The complete CBO analysis of the President's Budget can be found here.

CNBC: Handouts Make Up One-Third of U.S. Wages

Posted By: John Melloy | Executive Producer, Fast Money

CNBC.com
| 08 Mar 2011 | 03:59 PM ET
Government payouts—including Social Security, Medicare and unemployment insurance—make up more than a third of total wages and salaries of the U.S. population, a record figure that will only increase if action isn’t taken before the majority of Baby Boomers enter retirement.
Even as the economy has recovered, social welfare benefits make up 35 percent of wages and salaries this year, up from 21 percent in 2000 and 10 percent in 1960, according to TrimTabs Investment Research using Bureau of Economic Analysis data.
“The U.S. economy has become alarmingly dependent on government stimulus,” said Madeline Schnapp, director of Macroeconomic Research at TrimTabs, in a note to clients. “Consumption supported by wages and salaries is a much stronger foundation for economic growth than consumption based on social welfare benefits.”
The economist gives the country two stark choices. In order to get welfare back to its pre-recession ratio of 26 percent of pay, “either wages and salaries would have to increase $2.3 trillion, or 35 percent, to $8.8 trillion, or social welfare benefits would have to decline $500 billion, or 23 percent, to $1.7 trillion,” she said.
Last month, the Republican-led House of Representatives passed a $61 billion federal spending cut, but Senate Democratic leaders and the White House made it clear that had no chance of becoming law. Short-term resolutions passed have averted a government shutdown that could have occurred this month, as Vice President Biden leads negotiations with Republican leaders on some sort of long-term compromise.

“You’ve got to cut back government spending and the Republicans will run on this platform leading up to next year’s election,” said Joe Terranova, Chief Market Strategist for Virtus Investment Partners and a “Fast Money” trader.
Terranova noted some sort of opt out for social security or even raising the retirement age.
But the country may not be ready for these tough choices, even though economists like Schnapp say something will have to be done to avoid a significant economic crisis.
A Wall Street Journal/NBC News poll released last week showed that  less than a quarter of Americans supported making cuts to Social Security or Medicare in order to reign in the mounting budget deficit.
Those poll numbers may be skewed by a demographic shift the likes of which the nation has never seen.
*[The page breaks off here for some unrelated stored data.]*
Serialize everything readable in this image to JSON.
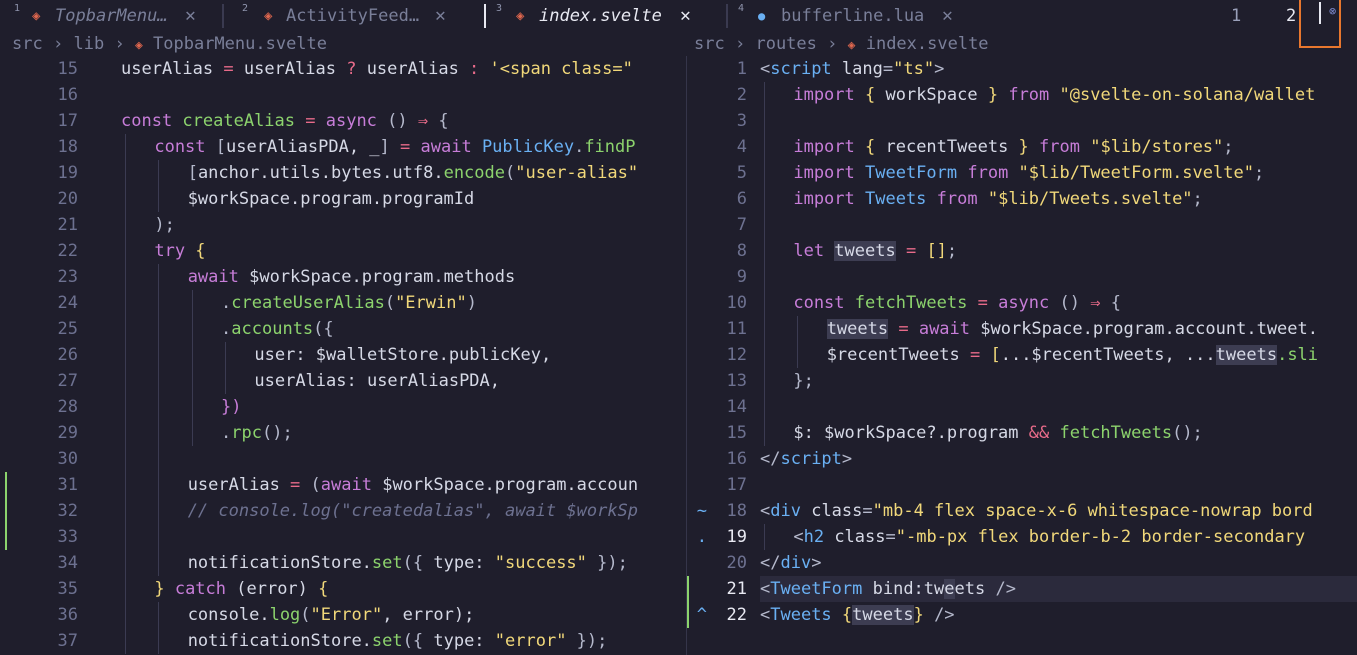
{
  "tabs": [
    {
      "num": "1",
      "icon": "svelte-icon",
      "glyph": "◈",
      "name": "TopbarMenu…",
      "close": "✕",
      "italic": true,
      "active": false
    },
    {
      "num": "2",
      "icon": "svelte-icon",
      "glyph": "◈",
      "name": "ActivityFeed…",
      "close": "✕",
      "italic": false,
      "active": false
    },
    {
      "num": "3",
      "icon": "svelte-icon",
      "glyph": "◈",
      "name": "index.svelte",
      "close": "✕",
      "italic": true,
      "active": true
    },
    {
      "num": "4",
      "icon": "lua-icon",
      "glyph": "●",
      "name": "bufferline.lua",
      "close": "✕",
      "italic": false,
      "active": false
    }
  ],
  "tabpages": [
    "1",
    "2"
  ],
  "close_glyph": "⊗",
  "left_breadcrumb": [
    "src",
    "lib",
    "TopbarMenu.svelte"
  ],
  "right_breadcrumb": [
    "src",
    "routes",
    "index.svelte"
  ],
  "breadcrumb_sep": "›",
  "left_pane": {
    "numbers": [
      "15",
      "16",
      "17",
      "18",
      "19",
      "20",
      "21",
      "22",
      "23",
      "24",
      "25",
      "26",
      "27",
      "28",
      "29",
      "30",
      "31",
      "32",
      "33",
      "34",
      "35",
      "36",
      "37"
    ],
    "lines": [
      [
        [
          "userAlias",
          "fg"
        ],
        [
          " = ",
          "op"
        ],
        [
          "userAlias",
          "fg"
        ],
        [
          " ? ",
          "op"
        ],
        [
          "userAlias",
          "fg"
        ],
        [
          " : ",
          "op"
        ],
        [
          "'<span class=\"",
          "str"
        ]
      ],
      [],
      [
        [
          "const ",
          "kw"
        ],
        [
          "createAlias",
          "fn"
        ],
        [
          " = ",
          "op"
        ],
        [
          "async ",
          "kw"
        ],
        [
          "() ",
          "pun"
        ],
        [
          "⇒ ",
          "op"
        ],
        [
          "{",
          "pun"
        ]
      ],
      [
        [
          "const ",
          "kw"
        ],
        [
          "[",
          "pun"
        ],
        [
          "userAliasPDA, _",
          "fg"
        ],
        [
          "] ",
          "pun"
        ],
        [
          "= ",
          "op"
        ],
        [
          "await ",
          "kw"
        ],
        [
          "PublicKey",
          "ty"
        ],
        [
          ".",
          "pun"
        ],
        [
          "findP",
          "fn"
        ]
      ],
      [
        [
          "[",
          "pun"
        ],
        [
          "anchor.utils.bytes.utf8.",
          "fg"
        ],
        [
          "encode",
          "fn"
        ],
        [
          "(",
          "pun"
        ],
        [
          "\"user-alias\"",
          "str"
        ]
      ],
      [
        [
          "$workSpace.program.programId",
          "fg"
        ]
      ],
      [
        [
          "); ",
          "pun"
        ]
      ],
      [
        [
          "try ",
          "kw"
        ],
        [
          "{",
          "str"
        ]
      ],
      [
        [
          "await ",
          "kw"
        ],
        [
          "$workSpace.program.methods",
          "fg"
        ]
      ],
      [
        [
          ".",
          "pun"
        ],
        [
          "createUserAlias",
          "fn"
        ],
        [
          "(",
          "pun"
        ],
        [
          "\"Erwin\"",
          "str"
        ],
        [
          ")",
          "pun"
        ]
      ],
      [
        [
          ".",
          "pun"
        ],
        [
          "accounts",
          "fn"
        ],
        [
          "({",
          "pun"
        ]
      ],
      [
        [
          "user: $walletStore.publicKey,",
          "fg"
        ]
      ],
      [
        [
          "userAlias: userAliasPDA,",
          "fg"
        ]
      ],
      [
        [
          "})",
          "kw"
        ]
      ],
      [
        [
          ".",
          "pun"
        ],
        [
          "rpc",
          "fn"
        ],
        [
          "();",
          "pun"
        ]
      ],
      [],
      [
        [
          "userAlias ",
          "fg"
        ],
        [
          "= ",
          "op"
        ],
        [
          "(",
          "pun"
        ],
        [
          "await ",
          "kw"
        ],
        [
          "$workSpace.program.accoun",
          "fg"
        ]
      ],
      [
        [
          "// console.log(\"createdalias\", await $workSp",
          "cm"
        ]
      ],
      [],
      [
        [
          "notificationStore.",
          "fg"
        ],
        [
          "set",
          "fn"
        ],
        [
          "({ ",
          "pun"
        ],
        [
          "type: ",
          "fg"
        ],
        [
          "\"success\"",
          "str"
        ],
        [
          " });",
          "pun"
        ]
      ],
      [
        [
          "} ",
          "str"
        ],
        [
          "catch ",
          "kw"
        ],
        [
          "(error) ",
          "fg"
        ],
        [
          "{",
          "str"
        ]
      ],
      [
        [
          "console.",
          "fg"
        ],
        [
          "log",
          "fn"
        ],
        [
          "(",
          "pun"
        ],
        [
          "\"Error\"",
          "str"
        ],
        [
          ", error);",
          "fg"
        ]
      ],
      [
        [
          "notificationStore.",
          "fg"
        ],
        [
          "set",
          "fn"
        ],
        [
          "({ ",
          "pun"
        ],
        [
          "type: ",
          "fg"
        ],
        [
          "\"error\"",
          "str"
        ],
        [
          " });",
          "pun"
        ]
      ]
    ]
  },
  "right_pane": {
    "numbers": [
      "1",
      "2",
      "3",
      "4",
      "5",
      "6",
      "7",
      "8",
      "9",
      "10",
      "11",
      "12",
      "13",
      "14",
      "15",
      "16",
      "17",
      "18",
      "19",
      "20",
      "21",
      "22"
    ],
    "gutter_signs": {
      "18": "~",
      "19": ".",
      "21": "",
      "22": "^"
    },
    "lines": [
      [
        [
          "<",
          "pun"
        ],
        [
          "script ",
          "tag"
        ],
        [
          "lang",
          "fg"
        ],
        [
          "=",
          "pun"
        ],
        [
          "\"ts\"",
          "str"
        ],
        [
          ">",
          "pun"
        ]
      ],
      [
        [
          "import ",
          "kw"
        ],
        [
          "{ ",
          "str"
        ],
        [
          "workSpace ",
          "fg"
        ],
        [
          "} ",
          "str"
        ],
        [
          "from ",
          "kw"
        ],
        [
          "\"@svelte-on-solana/wallet",
          "str"
        ]
      ],
      [],
      [
        [
          "import ",
          "kw"
        ],
        [
          "{ ",
          "str"
        ],
        [
          "recentTweets ",
          "fg"
        ],
        [
          "} ",
          "str"
        ],
        [
          "from ",
          "kw"
        ],
        [
          "\"$lib/stores\"",
          "str"
        ],
        [
          ";",
          "pun"
        ]
      ],
      [
        [
          "import ",
          "kw"
        ],
        [
          "TweetForm ",
          "ty"
        ],
        [
          "from ",
          "kw"
        ],
        [
          "\"$lib/TweetForm.svelte\"",
          "str"
        ],
        [
          ";",
          "pun"
        ]
      ],
      [
        [
          "import ",
          "kw"
        ],
        [
          "Tweets ",
          "ty"
        ],
        [
          "from ",
          "kw"
        ],
        [
          "\"$lib/Tweets.svelte\"",
          "str"
        ],
        [
          ";",
          "pun"
        ]
      ],
      [],
      [
        [
          "let ",
          "kw"
        ],
        [
          "tweets",
          "hl"
        ],
        [
          " = ",
          "op"
        ],
        [
          "[]",
          "str"
        ],
        [
          ";",
          "pun"
        ]
      ],
      [],
      [
        [
          "const ",
          "kw"
        ],
        [
          "fetchTweets",
          "fn"
        ],
        [
          " = ",
          "op"
        ],
        [
          "async ",
          "kw"
        ],
        [
          "() ",
          "pun"
        ],
        [
          "⇒ ",
          "op"
        ],
        [
          "{",
          "pun"
        ]
      ],
      [
        [
          "tweets",
          "hl"
        ],
        [
          " = ",
          "op"
        ],
        [
          "await ",
          "kw"
        ],
        [
          "$workSpace.program.account.tweet.",
          "fg"
        ]
      ],
      [
        [
          "$recentTweets ",
          "fg"
        ],
        [
          "= ",
          "op"
        ],
        [
          "[",
          "str"
        ],
        [
          "...$recentTweets, ...",
          "fg"
        ],
        [
          "tweets",
          "hl"
        ],
        [
          ".sli",
          "fn"
        ]
      ],
      [
        [
          "};",
          "pun"
        ]
      ],
      [],
      [
        [
          "$: $workSpace?.",
          "fg"
        ],
        [
          "program ",
          "fg"
        ],
        [
          "&& ",
          "op"
        ],
        [
          "fetchTweets",
          "fn"
        ],
        [
          "();",
          "pun"
        ]
      ],
      [
        [
          "</",
          "pun"
        ],
        [
          "script",
          "tag"
        ],
        [
          ">",
          "pun"
        ]
      ],
      [],
      [
        [
          "<",
          "pun"
        ],
        [
          "div ",
          "tag"
        ],
        [
          "class",
          "fg"
        ],
        [
          "=",
          "pun"
        ],
        [
          "\"mb-4 flex space-x-6 whitespace-nowrap bord",
          "str"
        ]
      ],
      [
        [
          "<",
          "pun"
        ],
        [
          "h2 ",
          "tag"
        ],
        [
          "class",
          "fg"
        ],
        [
          "=",
          "pun"
        ],
        [
          "\"-mb-px flex border-b-2 border-secondary",
          "str"
        ]
      ],
      [
        [
          "</",
          "pun"
        ],
        [
          "div",
          "tag"
        ],
        [
          ">",
          "pun"
        ]
      ],
      [
        [
          "<",
          "pun"
        ],
        [
          "TweetForm ",
          "tag"
        ],
        [
          "bind:tw",
          "fg"
        ],
        [
          "e",
          "hl"
        ],
        [
          "ets ",
          "fg"
        ],
        [
          "/>",
          "pun"
        ]
      ],
      [
        [
          "<",
          "pun"
        ],
        [
          "Tweets ",
          "tag"
        ],
        [
          "{",
          "str"
        ],
        [
          "tweets",
          "hl"
        ],
        [
          "} ",
          "str"
        ],
        [
          "/>",
          "pun"
        ]
      ]
    ]
  }
}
Only this year has the first round of baby boomers begun collecting Medicare benefits—and here comes 78 million more.
Social welfare benefits have increased by $514 billion over the last two years, according to TrimTabs figures, in part because of measures implemented to fight the financial crisis. Government spending normally takes on a larger part of the spending pie during economic calamities but how can the country change this make-up with the root of the crisis (housing) still on shaky ground, benchmark interest rates already cut to zero, and a demographic shift that calls for an increase in subsidies?
At the very least, we can take solace in the fact that we’re not quite at the state welfare levels of Europe. In the U.K., social welfare benefits make up 44 percent of wages and salaries, according to TrimTabs’ Schnapp.
“No matter how bad the situation is in the US, we stand far better on these issues (debt, demographics, entrepreneurship) than other countries,” said Steve Cortes of Veracruz Research. “On a relative basis, America remains the world leader and, as such, will also remain the world's reserve currency.”